For all 7 of my tools, I have a "monitoring dashboard" spreadsheet that tracks daily operation usage, error counts, and any issues. It takes 5 minutes to set up and saves hours of debugging.
Data Validation: Catching Problems Early
The best errors are the ones you prevent from happening in the first place. Data validation catches problems before they propagate.
Validate incoming data immediately. As soon as a webhook or email arrives, check that required fields are present and in the right format. If they're not, reject the request with a clear error message. Don't let bad data into your scenario.
Validate at intermediate steps. Before I pass data to an external API, I verify it. Does the email look valid? Is the number positive? Is the text not empty? These checks take seconds to add but prevent hours of debugging.
Use Make's built-in validation. When creating data in a module, Mark can validate the data structure. I use this for Airtable records, database inserts, and webhook responses. Let Make catch the errors before they happen.
In Shadow Hound, I validate the resume file immediately.
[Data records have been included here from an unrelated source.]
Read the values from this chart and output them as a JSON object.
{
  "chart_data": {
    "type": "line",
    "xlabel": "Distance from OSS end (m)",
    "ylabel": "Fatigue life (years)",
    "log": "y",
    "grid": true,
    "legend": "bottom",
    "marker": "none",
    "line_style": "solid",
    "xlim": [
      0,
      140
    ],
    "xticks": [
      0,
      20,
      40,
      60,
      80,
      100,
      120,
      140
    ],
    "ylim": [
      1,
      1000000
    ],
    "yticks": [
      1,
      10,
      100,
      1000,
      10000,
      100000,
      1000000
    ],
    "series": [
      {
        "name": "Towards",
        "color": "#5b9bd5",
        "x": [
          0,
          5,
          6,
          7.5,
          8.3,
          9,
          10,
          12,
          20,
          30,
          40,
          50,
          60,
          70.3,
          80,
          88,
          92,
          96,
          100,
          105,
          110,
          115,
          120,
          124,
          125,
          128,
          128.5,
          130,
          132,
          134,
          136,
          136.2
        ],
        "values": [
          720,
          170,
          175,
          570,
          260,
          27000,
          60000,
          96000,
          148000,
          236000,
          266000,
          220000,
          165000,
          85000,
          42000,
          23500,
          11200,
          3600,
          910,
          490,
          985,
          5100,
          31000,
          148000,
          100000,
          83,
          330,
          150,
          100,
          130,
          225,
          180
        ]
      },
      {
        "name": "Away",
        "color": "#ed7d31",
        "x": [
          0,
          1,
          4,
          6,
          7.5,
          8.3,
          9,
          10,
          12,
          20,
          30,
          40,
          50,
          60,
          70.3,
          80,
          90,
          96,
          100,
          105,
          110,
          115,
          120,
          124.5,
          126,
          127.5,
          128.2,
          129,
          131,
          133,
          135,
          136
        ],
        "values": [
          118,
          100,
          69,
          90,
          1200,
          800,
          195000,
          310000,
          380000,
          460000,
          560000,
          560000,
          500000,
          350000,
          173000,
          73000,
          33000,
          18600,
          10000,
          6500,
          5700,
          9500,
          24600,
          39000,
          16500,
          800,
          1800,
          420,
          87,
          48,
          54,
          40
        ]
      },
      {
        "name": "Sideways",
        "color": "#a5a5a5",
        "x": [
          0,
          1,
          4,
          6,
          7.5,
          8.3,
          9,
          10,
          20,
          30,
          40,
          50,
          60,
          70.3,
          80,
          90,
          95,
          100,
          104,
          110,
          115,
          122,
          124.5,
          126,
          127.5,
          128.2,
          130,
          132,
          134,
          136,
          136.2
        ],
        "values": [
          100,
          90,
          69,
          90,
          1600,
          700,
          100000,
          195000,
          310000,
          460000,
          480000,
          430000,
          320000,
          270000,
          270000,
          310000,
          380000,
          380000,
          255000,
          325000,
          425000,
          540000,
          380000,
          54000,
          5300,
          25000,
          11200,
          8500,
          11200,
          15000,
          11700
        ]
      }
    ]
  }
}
Is it a PDF? Is it not empty? Is it under the size limit? If validation fails, I send the user a clear message about what to fix, not a generic error.
The Reliability Checklist: Before You Activate
I use this checklist before every scenario goes to production:
- Does every module that can fail have an error handler? Yes/No
- Have I tested with invalid data? Yes/No
- Have I tested with missing fields? Yes/No
- Are special characters handled? Yes/No
- Does the webhook response format match what the frontend expects? Yes/No
- Have I checked for runaway loops? Yes/No
- Is operation usage reasonable? Yes/No
- Are critical errors logged? Yes/No
- Have I set up alerts for failures? Yes/No
- Have I tested with realistic data volumes? Yes/No
If I can't check "Yes" for all of these, the scenario isn't ready. It will break at 2am, and I'll regret not taking 30 minutes to do this right.
Lessons Hard Won (And How to Avoid Them)
Lesson 1: Never assume clean data. Real data is messy. Names have special characters. Fields are sometimes empty. APIs return unexpected formats. Test with real data from your actual sources, not sanitized test data.
Lesson 2: Error handling is not optional. Every scenario will fail eventually. The question is whether it fails loudly (so you can fix it) or silently (so users complain). I choose loudly every time.
Lesson 3: Monitoring pays for itself. The 5 minutes I spend setting up alerts and logs saves me hours of firefighting later. Invest in observability.
Lesson 4: Test before activating. I know it's tedious. I know you want to just flip the switch and see it work. But 30 minutes of testing prevents days of debugging. Future you will be grateful.
Lesson 5: Graceful failures are better than crashes. If something goes wrong, don't let the whole workflow stop. Log it, notify yourself, and provide the user with a helpful error message. Graceful degradation is the sign of a professional system.
Build for the failure cases, not the happy path. Your users will never see the scenarios that work perfectly—they'll only notice the ones that break. Make it so that when things go wrong, they go wrong gracefully.